West Texas Intermediate (WTI) Oil price eases after two consecutive sessions of gains, trading near $66.40 per barrel during Asian hours on Friday. The benchmark WTI retreated after touching a six-month high of $66.82 earlier in the day, supported by escalating supply concerns linked to tensions between the United States (US) and Iran.
According to the BBC, US President Donald Trump warned that Iran must reach an agreement or face “bad things,” keeping the threat of military action over fragile nuclear negotiations. Iran, in turn, informed UN Secretary-General Antonio Guterres that it does not seek conflict but will respond to any military aggression.

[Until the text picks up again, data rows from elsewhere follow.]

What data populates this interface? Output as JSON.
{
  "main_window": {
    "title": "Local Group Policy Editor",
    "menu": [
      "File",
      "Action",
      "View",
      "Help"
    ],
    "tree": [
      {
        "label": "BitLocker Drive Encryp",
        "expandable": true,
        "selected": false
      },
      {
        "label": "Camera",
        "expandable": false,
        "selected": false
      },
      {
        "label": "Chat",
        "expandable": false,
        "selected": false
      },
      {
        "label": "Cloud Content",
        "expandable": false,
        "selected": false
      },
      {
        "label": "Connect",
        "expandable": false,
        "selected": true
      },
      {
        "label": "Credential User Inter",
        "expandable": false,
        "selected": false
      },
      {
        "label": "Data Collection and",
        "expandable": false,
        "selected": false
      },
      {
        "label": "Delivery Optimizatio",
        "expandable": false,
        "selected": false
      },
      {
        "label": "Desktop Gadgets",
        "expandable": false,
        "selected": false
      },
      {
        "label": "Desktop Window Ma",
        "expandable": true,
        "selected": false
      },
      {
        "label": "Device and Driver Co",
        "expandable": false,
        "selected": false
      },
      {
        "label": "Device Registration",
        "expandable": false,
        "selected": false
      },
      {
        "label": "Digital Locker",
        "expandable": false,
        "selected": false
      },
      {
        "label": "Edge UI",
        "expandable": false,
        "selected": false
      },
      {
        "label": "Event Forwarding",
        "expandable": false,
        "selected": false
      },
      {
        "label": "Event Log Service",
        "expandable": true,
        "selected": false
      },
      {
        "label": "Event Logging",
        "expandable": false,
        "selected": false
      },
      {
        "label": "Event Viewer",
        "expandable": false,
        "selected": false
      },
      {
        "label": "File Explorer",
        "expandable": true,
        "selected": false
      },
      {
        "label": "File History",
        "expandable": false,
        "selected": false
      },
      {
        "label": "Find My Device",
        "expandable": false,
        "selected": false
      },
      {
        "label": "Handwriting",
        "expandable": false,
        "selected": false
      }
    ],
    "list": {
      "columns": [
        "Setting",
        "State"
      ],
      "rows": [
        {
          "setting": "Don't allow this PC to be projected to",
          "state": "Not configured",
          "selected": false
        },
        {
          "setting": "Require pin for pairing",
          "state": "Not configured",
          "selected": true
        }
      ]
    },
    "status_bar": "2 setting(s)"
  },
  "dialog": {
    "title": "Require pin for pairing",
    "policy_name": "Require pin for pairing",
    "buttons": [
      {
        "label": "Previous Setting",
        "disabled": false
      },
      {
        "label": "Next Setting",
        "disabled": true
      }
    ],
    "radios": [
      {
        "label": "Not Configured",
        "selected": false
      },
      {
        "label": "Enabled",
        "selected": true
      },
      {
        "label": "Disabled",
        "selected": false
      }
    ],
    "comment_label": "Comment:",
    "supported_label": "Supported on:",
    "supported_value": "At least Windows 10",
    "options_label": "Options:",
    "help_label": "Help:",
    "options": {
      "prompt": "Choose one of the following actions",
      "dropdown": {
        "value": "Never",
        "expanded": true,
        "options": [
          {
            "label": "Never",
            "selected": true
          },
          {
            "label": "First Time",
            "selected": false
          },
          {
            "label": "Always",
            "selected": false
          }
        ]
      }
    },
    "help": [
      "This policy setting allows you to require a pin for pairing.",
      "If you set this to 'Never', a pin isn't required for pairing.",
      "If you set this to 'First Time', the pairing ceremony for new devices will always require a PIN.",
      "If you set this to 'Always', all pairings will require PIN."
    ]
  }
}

Crude Oil prices could regain traction as reports indicate US officials are considering a potential military operation in the Middle East, while Israel continues to advocate for regime change in Tehran. The head of the UN nuclear watchdog cautioned that Iran’s window for a diplomatic resolution is narrowing amid a US military buildup. Any escalation risks disrupting flows through the Strait of Hormuz, a critical chokepoint that handles roughly 20% of global Oil shipments.
A Reuters report suggests that the geopolitical premium embedded in crude prices due to US-Iran tensions remains fluid, though markets broadly assume the situation will ultimately stabilize. Estimates place the current risk premium at around $7–$10 per barrel, reflecting concerns that negotiations could collapse, while still implying limited expectations of major supply disruptions through the Strait of Hormuz.
Meanwhile, fresh data from the US Energy Information Administration (EIA) showed US Crude Oil Stocks dropped by 9.014M barrels in the last week, sharply contrasting with market forecasts for a 2.1M-barrel build that would have offset the prior week’s 8.53M increase.